We learned the difference between “water proof” and “water resistant” that night but in all fairness to “water resistant,” I don’t think “water proof” could have withstood enough water to fill a swimming pool dumped on top of your house all at once.  I was also reminded how cool “under fire” Linda Gail is…despite singing “Shall We Gather at the River” or “Showers of Blessing.”  I remember dropping the “ladder” that leads to the attic and getting a face full of wind-driven rainwater for my trouble.  Over the course of the next “lifetime”, we yelled at each other angrily, cried, and alternately cursed then prayed.  Somehow we got the attic contents moved to the dry side of the attic and tarps down over the floor.  All the while Linda Gail sang hymns while looking like a drowned rat.

Her hymn singing and praying must have worked because as I look back into the fog of time, the damage was minimal.  Insulation gets really yucky when it gets wet and has to be removed, the wall paper in Ashley’s upstairs bedroom had to be redone in places and there are still water stains on the old parlor walls underneath.  We call it character.

I’m sure the old blown insulation washed to the bottom of the exterior walls.  The “good old” boys from Pickens rushed back and by two AM had “waterproof” tarps in place that they had purchased from an all-night Walmart.  I smile at the memory of my wife, mad as a “wet hen” at the “boys” one moment, full of concern and fear the next, as they battled high winds, lightning, and thunder, in the dark and on a metal roof while getting the new tarps into place.  I also smile at the “hang dog” looks and repeated apologies from the “good old” boys from Pickens.

I am experiencing this “flood” of memories because we are having a heavy late afternoon thunderstorm.  The last time I went outside I knew we were primed to get one.  Hot and humid with the air full of mosquitos, the only question was when not if.

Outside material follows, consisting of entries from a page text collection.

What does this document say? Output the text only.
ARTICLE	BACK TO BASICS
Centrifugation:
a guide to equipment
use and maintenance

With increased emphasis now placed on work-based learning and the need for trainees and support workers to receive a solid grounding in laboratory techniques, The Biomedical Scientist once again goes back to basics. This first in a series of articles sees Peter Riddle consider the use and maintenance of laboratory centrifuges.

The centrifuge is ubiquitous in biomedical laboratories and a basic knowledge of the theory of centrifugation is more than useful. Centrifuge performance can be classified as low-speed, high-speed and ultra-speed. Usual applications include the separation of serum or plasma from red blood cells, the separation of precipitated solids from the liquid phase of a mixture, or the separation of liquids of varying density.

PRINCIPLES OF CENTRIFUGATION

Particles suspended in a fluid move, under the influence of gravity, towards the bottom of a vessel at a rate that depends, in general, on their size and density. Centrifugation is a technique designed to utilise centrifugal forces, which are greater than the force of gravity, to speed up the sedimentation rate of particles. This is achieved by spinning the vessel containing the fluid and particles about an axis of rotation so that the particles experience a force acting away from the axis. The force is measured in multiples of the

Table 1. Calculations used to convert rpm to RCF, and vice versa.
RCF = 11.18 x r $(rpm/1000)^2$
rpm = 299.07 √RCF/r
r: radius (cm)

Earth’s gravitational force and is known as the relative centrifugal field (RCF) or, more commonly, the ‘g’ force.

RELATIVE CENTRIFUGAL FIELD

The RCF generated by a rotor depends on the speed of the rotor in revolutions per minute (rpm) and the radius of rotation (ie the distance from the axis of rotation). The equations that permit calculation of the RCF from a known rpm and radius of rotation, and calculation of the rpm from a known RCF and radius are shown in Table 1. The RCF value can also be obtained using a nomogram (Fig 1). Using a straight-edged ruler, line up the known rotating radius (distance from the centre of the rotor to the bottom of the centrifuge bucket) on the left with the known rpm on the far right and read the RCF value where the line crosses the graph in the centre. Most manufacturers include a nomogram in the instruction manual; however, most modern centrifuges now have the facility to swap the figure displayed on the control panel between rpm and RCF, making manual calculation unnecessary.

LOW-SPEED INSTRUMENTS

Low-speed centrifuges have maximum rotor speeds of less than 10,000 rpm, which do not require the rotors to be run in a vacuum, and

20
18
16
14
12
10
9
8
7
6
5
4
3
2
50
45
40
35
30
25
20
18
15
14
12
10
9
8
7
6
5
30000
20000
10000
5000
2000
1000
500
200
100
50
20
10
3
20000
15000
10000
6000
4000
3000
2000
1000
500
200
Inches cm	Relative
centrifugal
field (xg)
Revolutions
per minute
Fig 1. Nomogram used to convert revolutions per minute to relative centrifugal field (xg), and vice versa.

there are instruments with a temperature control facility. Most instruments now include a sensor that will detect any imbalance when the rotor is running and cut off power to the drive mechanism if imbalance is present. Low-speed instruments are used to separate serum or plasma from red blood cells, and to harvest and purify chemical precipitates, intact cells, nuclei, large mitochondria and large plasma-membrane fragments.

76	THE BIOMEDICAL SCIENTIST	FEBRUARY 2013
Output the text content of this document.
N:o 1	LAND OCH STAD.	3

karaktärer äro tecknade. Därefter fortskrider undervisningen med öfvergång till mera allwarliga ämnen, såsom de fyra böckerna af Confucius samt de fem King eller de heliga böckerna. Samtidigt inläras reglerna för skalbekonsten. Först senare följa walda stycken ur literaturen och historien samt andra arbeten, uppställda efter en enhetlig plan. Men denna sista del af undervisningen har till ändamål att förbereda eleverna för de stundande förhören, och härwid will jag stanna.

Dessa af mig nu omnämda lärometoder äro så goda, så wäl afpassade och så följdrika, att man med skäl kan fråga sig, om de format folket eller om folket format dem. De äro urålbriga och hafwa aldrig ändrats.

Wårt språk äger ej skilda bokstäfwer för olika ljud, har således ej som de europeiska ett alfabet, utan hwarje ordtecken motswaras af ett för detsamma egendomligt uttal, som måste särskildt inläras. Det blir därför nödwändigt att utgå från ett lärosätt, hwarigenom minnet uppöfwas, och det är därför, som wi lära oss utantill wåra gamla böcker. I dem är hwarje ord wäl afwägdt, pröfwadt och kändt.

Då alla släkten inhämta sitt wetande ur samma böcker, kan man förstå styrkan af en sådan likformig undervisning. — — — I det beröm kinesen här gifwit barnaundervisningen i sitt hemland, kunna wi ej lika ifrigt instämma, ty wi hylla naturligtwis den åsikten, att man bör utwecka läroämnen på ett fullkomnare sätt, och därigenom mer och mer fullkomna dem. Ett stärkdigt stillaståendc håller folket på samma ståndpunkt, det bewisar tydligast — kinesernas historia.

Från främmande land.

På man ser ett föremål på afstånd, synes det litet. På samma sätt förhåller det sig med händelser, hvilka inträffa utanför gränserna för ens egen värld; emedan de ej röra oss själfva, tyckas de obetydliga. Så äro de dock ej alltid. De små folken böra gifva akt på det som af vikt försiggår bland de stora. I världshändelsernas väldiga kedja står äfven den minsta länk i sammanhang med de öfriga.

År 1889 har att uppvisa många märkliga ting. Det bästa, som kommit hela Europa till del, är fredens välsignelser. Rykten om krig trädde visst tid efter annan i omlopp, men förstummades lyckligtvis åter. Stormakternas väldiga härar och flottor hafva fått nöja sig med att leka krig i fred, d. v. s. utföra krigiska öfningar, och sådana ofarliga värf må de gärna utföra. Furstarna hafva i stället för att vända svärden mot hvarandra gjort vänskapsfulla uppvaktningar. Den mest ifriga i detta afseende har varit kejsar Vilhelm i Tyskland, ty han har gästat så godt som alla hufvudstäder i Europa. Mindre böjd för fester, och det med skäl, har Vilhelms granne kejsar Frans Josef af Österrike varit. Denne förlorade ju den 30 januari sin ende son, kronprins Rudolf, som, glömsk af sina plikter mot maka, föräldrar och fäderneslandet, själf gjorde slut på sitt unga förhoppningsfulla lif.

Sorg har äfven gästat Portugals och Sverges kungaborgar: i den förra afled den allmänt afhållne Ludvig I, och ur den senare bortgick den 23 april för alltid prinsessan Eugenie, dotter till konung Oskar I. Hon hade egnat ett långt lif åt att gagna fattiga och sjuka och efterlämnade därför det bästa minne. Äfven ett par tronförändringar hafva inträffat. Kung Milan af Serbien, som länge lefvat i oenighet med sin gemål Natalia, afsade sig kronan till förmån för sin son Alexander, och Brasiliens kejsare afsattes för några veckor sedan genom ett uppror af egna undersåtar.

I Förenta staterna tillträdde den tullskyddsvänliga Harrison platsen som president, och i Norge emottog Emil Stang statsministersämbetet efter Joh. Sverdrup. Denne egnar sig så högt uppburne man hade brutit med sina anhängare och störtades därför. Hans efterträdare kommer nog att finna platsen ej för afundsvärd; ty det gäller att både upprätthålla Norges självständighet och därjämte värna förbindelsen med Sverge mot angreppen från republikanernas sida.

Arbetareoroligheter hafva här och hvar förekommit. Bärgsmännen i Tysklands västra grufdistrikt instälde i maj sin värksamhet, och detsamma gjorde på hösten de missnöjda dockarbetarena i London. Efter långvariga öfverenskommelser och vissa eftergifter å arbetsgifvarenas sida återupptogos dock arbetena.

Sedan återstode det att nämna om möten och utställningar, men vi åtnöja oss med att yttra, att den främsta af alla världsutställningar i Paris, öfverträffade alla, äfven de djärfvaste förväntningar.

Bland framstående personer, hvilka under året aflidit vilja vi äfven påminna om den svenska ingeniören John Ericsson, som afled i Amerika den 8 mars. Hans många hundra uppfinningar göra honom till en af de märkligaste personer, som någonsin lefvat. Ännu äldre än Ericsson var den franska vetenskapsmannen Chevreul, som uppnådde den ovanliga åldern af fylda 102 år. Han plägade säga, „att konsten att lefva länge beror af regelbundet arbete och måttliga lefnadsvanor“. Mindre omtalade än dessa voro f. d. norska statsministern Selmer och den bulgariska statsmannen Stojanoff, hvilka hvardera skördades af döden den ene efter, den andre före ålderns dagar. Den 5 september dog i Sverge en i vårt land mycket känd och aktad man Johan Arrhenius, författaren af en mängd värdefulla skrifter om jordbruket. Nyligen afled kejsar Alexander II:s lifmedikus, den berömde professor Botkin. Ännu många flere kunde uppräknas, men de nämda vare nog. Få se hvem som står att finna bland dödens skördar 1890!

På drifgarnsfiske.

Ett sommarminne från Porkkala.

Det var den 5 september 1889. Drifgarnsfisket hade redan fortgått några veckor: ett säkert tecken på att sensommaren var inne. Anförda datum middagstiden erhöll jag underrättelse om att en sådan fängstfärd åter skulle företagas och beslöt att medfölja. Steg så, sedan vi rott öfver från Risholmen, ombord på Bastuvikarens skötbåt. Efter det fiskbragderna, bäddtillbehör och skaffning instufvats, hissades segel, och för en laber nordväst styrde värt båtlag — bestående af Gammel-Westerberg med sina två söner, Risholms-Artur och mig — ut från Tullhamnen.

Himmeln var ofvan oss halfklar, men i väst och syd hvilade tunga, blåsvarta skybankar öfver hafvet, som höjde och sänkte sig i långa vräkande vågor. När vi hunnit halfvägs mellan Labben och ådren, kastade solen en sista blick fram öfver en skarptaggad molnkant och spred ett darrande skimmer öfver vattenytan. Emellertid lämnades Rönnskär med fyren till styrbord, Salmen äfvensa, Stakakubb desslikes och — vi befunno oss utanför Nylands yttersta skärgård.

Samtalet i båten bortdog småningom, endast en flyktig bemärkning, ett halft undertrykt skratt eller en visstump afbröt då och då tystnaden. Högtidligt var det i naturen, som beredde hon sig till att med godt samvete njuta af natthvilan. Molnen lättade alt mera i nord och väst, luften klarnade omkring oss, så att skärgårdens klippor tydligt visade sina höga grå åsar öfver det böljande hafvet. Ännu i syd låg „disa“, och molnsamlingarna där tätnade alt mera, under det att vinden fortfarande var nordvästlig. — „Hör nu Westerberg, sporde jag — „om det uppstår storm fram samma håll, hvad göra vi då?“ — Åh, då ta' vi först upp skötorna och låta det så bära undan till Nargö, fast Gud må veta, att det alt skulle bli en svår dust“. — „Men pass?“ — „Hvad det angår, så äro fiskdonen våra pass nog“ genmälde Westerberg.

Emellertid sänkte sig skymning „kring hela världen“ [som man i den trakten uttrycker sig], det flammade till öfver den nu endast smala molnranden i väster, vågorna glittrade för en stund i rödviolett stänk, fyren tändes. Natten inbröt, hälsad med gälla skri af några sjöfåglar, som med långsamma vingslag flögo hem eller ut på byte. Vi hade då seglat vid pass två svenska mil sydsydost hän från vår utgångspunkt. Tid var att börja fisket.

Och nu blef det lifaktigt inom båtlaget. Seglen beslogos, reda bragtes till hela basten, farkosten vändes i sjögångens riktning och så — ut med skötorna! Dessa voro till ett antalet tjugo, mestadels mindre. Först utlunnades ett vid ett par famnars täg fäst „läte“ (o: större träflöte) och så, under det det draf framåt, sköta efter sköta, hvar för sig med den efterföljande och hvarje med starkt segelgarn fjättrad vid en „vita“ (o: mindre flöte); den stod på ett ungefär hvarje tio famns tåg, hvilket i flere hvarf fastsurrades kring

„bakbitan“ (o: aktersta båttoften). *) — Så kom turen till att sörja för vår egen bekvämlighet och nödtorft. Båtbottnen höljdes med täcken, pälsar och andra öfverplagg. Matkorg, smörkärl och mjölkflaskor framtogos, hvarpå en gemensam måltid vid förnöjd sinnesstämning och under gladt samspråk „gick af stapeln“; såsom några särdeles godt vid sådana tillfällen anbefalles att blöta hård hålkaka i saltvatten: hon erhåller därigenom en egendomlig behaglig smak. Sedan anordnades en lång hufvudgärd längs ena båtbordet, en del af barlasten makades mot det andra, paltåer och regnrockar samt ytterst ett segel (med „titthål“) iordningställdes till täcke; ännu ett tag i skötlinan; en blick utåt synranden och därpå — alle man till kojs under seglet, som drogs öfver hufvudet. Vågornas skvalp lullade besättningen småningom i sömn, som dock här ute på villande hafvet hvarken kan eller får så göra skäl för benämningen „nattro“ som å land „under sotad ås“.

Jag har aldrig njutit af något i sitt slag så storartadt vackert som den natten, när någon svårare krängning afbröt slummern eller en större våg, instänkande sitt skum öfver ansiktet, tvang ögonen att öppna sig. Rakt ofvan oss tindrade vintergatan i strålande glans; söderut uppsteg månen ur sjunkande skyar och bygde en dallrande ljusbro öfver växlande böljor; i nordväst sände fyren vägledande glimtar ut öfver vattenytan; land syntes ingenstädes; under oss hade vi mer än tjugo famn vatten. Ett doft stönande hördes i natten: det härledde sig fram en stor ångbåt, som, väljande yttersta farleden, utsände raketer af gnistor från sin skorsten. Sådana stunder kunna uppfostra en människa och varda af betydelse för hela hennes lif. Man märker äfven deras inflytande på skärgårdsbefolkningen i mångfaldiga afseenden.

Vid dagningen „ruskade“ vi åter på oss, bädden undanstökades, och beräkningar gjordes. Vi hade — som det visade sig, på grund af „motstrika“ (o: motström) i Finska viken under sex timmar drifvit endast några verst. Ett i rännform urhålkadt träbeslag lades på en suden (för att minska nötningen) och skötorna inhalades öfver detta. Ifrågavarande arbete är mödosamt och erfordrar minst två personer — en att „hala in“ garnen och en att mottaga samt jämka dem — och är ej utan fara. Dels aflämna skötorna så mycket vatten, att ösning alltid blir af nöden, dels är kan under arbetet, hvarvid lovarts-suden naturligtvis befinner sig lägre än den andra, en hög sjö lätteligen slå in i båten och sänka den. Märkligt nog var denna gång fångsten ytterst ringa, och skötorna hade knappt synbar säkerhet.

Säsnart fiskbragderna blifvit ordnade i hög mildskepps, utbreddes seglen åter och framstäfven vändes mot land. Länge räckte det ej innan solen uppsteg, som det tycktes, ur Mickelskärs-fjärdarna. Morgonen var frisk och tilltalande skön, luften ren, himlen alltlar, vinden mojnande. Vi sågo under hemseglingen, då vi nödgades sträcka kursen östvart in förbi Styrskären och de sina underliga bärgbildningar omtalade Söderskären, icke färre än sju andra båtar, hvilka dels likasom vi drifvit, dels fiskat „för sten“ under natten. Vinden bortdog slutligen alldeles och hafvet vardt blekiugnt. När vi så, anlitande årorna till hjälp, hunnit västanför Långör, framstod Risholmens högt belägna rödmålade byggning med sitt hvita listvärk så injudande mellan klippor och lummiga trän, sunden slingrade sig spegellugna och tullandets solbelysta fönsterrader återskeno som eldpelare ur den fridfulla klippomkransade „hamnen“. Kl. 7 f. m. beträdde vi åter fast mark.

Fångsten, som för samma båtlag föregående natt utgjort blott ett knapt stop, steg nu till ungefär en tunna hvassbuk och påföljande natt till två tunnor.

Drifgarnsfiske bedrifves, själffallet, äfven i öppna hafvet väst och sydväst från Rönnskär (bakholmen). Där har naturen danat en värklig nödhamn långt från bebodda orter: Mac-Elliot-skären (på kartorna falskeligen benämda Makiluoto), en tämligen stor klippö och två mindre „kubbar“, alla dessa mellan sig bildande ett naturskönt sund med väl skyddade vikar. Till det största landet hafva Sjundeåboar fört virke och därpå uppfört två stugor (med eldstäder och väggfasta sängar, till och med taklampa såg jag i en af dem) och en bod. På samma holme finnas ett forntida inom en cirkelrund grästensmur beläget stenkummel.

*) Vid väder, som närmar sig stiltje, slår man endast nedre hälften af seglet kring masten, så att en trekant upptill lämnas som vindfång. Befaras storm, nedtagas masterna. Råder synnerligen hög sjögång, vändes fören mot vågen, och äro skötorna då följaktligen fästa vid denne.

Our “weather dog,” Tilly, is letting us know a storm is eminent.  Lightning is crackling, thunder booming and a puppy dog shivering as Linda Gail sings to her.  No hymn this time, it’s more along the lines of “Hush Little Puppy Don’t You Cry.”  We have dodged a bullet again.  No high winds or hail, just copious amounts of rain.  I see I have to clean out a gutter tomorrow morning.  I am happy not to be embracing Linda Gail while saying “You know It could have been much worse.”